Comment intervient MLNM-PB ?
Nous intervenons à deux niveaux : national et local. Sur le plan national, nous participons, en tant que représentants de la société civile au conseil national qui s’occupe du statut de la ville et régit toute la politique du logement du Brésil. C’est de cette commission, qui réunit les pouvoirs publics, les représentants des entreprises et de la société civile, dont font partie les syndicats et les associations comme la nôtre, que sortent les décrets légaux qui vont décider des politiques d’urbanisation à mener. Son influence sur l’aménagement des villes est donc considérable. La présence de la société civile peut donc désormais faire pression, influencer sur ses décisions.
Au niveau local, notre organisation propose des formations pour les communautés et les familles des municipalités dans lesquelles elle est active. Nous faisons en sorte que ces communautés s’organisent, se fédèrent, arrivent à parler d’une seule voix et puissent monter des stratégies communes pour contrer le gouvernement qui, lui, essaie toujours d’instrumentaliser les plus mal organisés. Le deuxième axe de notre action, c’est celui de la mobilisation de la population autour des droits humains. L’article 7 de notre Constitution précise en effet très clairement que le droit au logement est un droit de tous les citoyens. Il faut donc que le gouvernement local et les municipalités le garantissent. Or cette question du droit au logement est souvent utilisée comme moyen de troc politique.
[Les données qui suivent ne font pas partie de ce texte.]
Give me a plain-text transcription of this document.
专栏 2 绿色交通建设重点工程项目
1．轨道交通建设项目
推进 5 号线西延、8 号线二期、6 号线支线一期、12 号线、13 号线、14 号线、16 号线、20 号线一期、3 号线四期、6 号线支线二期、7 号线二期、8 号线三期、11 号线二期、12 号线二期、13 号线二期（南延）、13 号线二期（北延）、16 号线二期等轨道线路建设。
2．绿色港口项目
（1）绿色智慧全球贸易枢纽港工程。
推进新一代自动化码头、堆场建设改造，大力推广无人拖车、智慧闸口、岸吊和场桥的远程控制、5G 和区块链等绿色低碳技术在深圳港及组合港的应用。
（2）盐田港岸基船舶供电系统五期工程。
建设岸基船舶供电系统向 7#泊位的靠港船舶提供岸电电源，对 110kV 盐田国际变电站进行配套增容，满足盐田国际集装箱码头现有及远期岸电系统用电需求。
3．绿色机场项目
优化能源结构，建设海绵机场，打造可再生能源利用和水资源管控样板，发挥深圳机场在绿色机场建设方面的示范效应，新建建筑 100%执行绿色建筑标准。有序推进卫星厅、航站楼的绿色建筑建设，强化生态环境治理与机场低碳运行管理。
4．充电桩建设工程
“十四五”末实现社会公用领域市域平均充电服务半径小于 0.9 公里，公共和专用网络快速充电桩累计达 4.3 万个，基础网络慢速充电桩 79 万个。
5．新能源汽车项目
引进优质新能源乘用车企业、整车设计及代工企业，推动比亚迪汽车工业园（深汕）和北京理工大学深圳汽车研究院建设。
C’est-à-dire qu’un représentant de la municipalité va, par exemple, dire : « Je te fais une faveur en t’attribuant cette maison, mais après, il faudra me remercier »… Enfin, nous soutenons et appuyons toutes les formes de discussions et de relations qui se créent entre les communautés et le gouvernement.

Les conditions s’améliorent-elles ?
Dans notre État, les autorités fédérales ont mis en place un programme pour aider ceux qui sont encore sans logis et, alors que, auparavant, on construisait n’importe comment, sans tenir compte des besoins en infrastructures, de la mixité sociale, aujourd’hui, ce gouvernement oblige les préfectures à construire de manière plus structurée. À inclure dans leurs projets des crèches, des centres de santé, des écoles, des logements sociaux.

Comment se manifeste le soutien du CCFD-Terre Solidaire ?
Le CCFD-Terre Solidaire appuie notre mouvement depuis 1993 et cela se traduit surtout au niveau de notre capacité à mobiliser et à fédérer toutes ces personnes, toutes ces communautés du mouvement. Il nous aide également à affiner, à élargir notre vision politique, en nous fournissant les outils nécessaires afin de mieux comprendre et appréhender les enjeux qui gravitent autour de cette question de la politique du logement.